11 janvier 2012
Homs la maudite

Un journaliste qui tombe sur le terrain, c’est toujours un choc pour nous tous qui avons choisi cette profession, même si les circonstances et nos choix de vie nous ont placés bien loin des zones de conflits. Alors que Manon Loizeau décrit dans nos colonnes  cette semaine l’état de guerre qui règne à Homs -elle qui a réussi à s’y rendre il y a un mois clandestinement, voici le témoignage de Hala Kodmani, journaliste, qui a traduit le texte de Fadwa Suleiman, cette actrice syrienne qui a pris fait et cause de la révolte à Homs et que nous avons publiée la semaine dernière. Gilles Jacquier, grand reporter à France 2, qui a été tué ce mercredi 11 janvier par un tir d’obus dans cette ville rebelle syrienne, avait préparé son voyage avec elle et l’avait appelée dimanche avant de quitter Damas pour se rendre à Homs.

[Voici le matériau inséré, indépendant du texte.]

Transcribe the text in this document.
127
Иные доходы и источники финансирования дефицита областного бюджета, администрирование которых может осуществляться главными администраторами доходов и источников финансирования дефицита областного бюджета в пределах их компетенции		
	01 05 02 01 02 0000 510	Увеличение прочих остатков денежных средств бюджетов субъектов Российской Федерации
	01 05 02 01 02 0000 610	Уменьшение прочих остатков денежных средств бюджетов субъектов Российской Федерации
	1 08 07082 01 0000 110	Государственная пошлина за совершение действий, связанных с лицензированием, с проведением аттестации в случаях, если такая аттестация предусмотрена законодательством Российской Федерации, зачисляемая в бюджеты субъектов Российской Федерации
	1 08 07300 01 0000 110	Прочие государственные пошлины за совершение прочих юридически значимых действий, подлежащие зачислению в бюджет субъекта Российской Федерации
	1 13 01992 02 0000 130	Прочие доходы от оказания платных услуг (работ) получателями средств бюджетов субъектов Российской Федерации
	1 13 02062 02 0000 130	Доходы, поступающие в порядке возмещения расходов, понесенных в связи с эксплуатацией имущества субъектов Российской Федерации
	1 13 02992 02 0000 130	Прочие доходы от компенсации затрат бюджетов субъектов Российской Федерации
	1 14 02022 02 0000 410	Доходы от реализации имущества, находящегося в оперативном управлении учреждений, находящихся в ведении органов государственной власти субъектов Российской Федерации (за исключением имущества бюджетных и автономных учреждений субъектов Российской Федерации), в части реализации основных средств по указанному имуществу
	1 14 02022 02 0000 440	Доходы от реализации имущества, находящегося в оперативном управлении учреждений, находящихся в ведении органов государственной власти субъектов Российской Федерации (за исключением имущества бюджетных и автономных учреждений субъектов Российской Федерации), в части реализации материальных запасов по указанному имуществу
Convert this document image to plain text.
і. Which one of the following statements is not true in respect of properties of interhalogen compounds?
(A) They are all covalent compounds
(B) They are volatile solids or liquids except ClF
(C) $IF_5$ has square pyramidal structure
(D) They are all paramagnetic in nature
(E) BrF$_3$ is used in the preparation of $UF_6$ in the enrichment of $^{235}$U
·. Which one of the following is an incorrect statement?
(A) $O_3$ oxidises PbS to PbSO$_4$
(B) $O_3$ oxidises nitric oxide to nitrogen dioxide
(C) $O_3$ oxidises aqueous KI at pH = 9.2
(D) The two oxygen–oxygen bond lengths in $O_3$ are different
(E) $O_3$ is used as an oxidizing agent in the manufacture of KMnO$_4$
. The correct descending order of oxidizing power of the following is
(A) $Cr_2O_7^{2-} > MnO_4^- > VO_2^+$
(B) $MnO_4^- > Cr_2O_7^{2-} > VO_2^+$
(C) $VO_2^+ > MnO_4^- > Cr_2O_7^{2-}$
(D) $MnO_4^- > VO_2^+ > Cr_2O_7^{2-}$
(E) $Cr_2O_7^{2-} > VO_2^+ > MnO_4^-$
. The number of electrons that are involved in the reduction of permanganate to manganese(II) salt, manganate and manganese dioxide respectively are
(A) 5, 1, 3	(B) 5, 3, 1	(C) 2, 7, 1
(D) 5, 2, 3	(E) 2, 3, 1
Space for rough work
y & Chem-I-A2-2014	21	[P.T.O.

« Gilles ne voulait pas aller à Homs !
Il me l’avait redit dimanche au téléphone, au lendemain de son arrivée à Damas. Mais sous la pression de  Sœur Marie Agnès, organisatrice de ce voyage de presse autorisé par le régime syrien, il m’avait confié avec regret qu’il devait participer à cette virée où l’on voulait lui montrer « une autre réalité » de Homs. Il était si enthousiaste de partir en Syrie quand je l’ai rencontré vendredi dernier, à la veille de son départ. En lui donnant quelques contacts et quelques pistes pour ses reportages, je lui ai avoué combien je l’enviais et combien j’aurais voulu l’accompagner à travers mon Damas natal.
« C’est le premier martyr non syrien de la presse libre» écrit l’opposante syrienne Suheir Atassi sur sa page Facebook en ajoutant, « le sang des Syriens s’est mêlé aujourd’hui à celui des témoins de notre révolution pour la liberté ! ». Suheir Atassi rappelle que huit Syriens ont été tués avec Gilles à Homs.
Au téléphone, de Damas, il m’a raconté sa visite  dans les souks dimanche, avec Christophe son cameraman. Il était allé voir les pèlerins chiites iraniens et pakistanais à la petite mosquée de Sitti Roqya. Il m’a dit son étonnement de voir la vie animée dans les quartiers du centre de Damas où la protestation est imperceptible.
Ce mercredi matin encore, en route pour Homs, il a appelé un ami syrien pour organiser un reportage qu’il voulait tourner sur la dégradation de la situation économique dans le pays. En grand professionnel soucieux de toute la vérité, il voulait couvrir tous les aspects de la crise syrienne.
J’avais conseillé à Gilles de ne pas manquer de goûter aux délices des abricots confits et du nougat aux pistaches des confiseurs syriens. Je ne sais pas s’il a trouvé le temps de le faire avant de se rendre dans Homs la maudite ! »

 

Par Hala Kodmani

L’ensemble de la rédaction de The Pariser pense très fort à sa femme qui, photographe pour Paris Match, était à ses côtés, et ses jumelles âgées d’un an.